Blockade of Human HERG K+ Channels by Rosiglitazone, an Antidiabetic Drug
Seung Ho Lee,최복희,Min Ji Sung,한상준,Jimok Kim,민계식,조수현,Han Choe 대한약학회 2012 Archives of Pharmacal Research Vol.35 No.9
This study examined the effect of rosiglitazone, an oral antidiabetic drug, on human ether-a-gogo-related gene (HERG) channels expressed in human embryonic kidney (HEK293) cells. Using the whole-cell patch-clamp technique, interaction between rosiglitazone and HERG in HEK293 cells was studied. Rosiglitazone inhibited HERG channels in a concentration-dependent manner, with an IC50 value of 18.8 μM and a Hill coefficient of 1.0. These effects were reversible after wash-out of the drug. The rosiglitazone-induced inhibition of HERG channels was voltagedependent, with a steep increase in inhibition over the voltage range of channel opening. However, inhibition was voltage-independent over the voltage range in which channels are fully activated.
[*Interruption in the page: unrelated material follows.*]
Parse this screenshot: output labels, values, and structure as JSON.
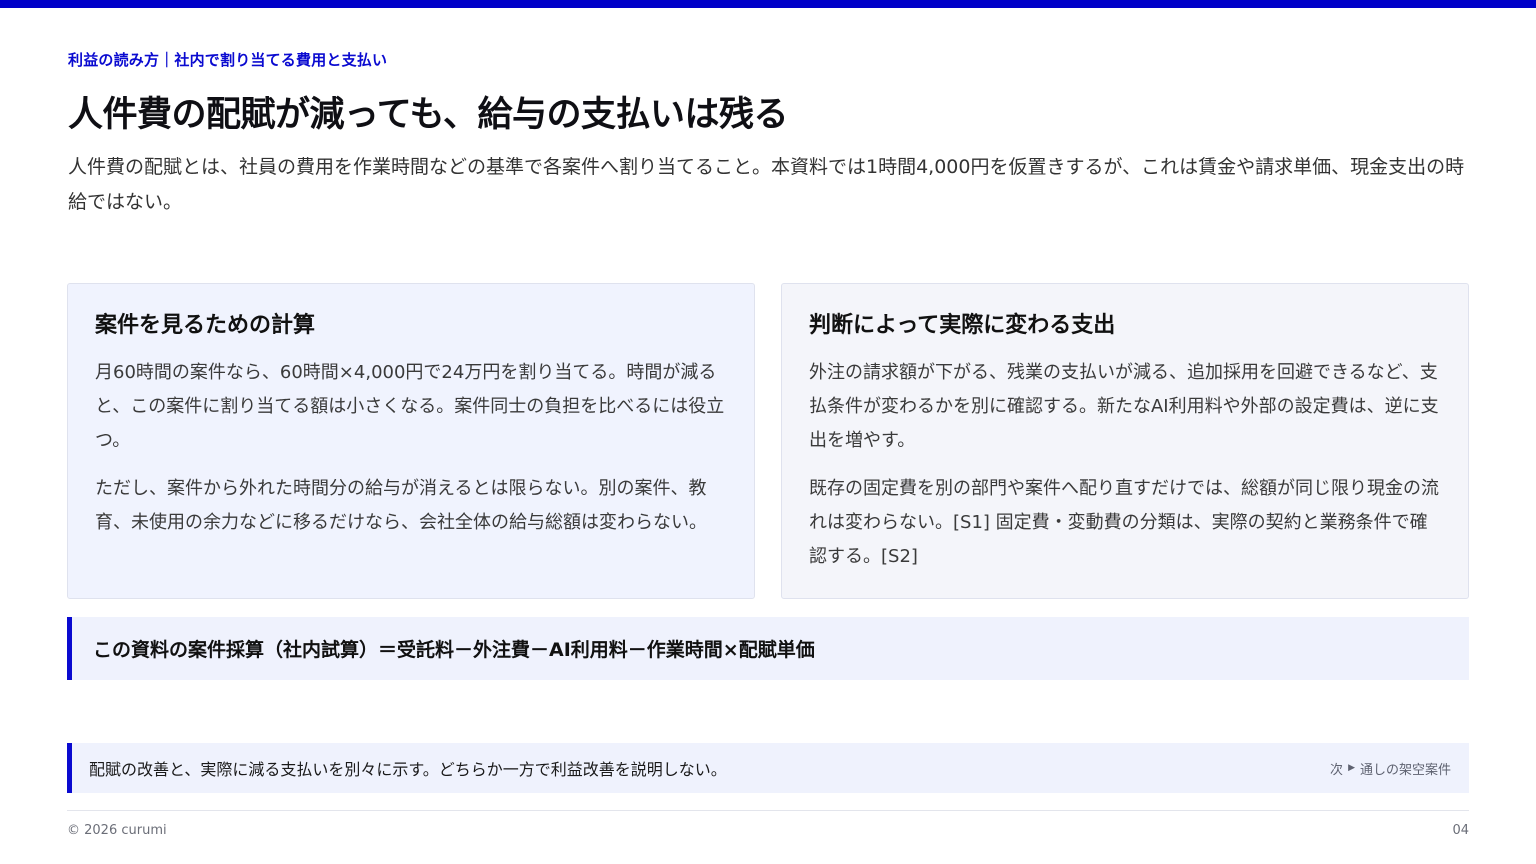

Rosiglitazone did not change the steady-state activation or inactivation curves or the activation or deactivation kinetics, implying that rosiglitazone blocks HERG channels predominantly in the open and inactivated state rather than in the closed state. The present study suggests that rosiglitazone blocks HERG channels by binding to activated and inactivated channels, and rosiglitazone use should thus be carefully monitored in patients with pre-existing QT prolongation.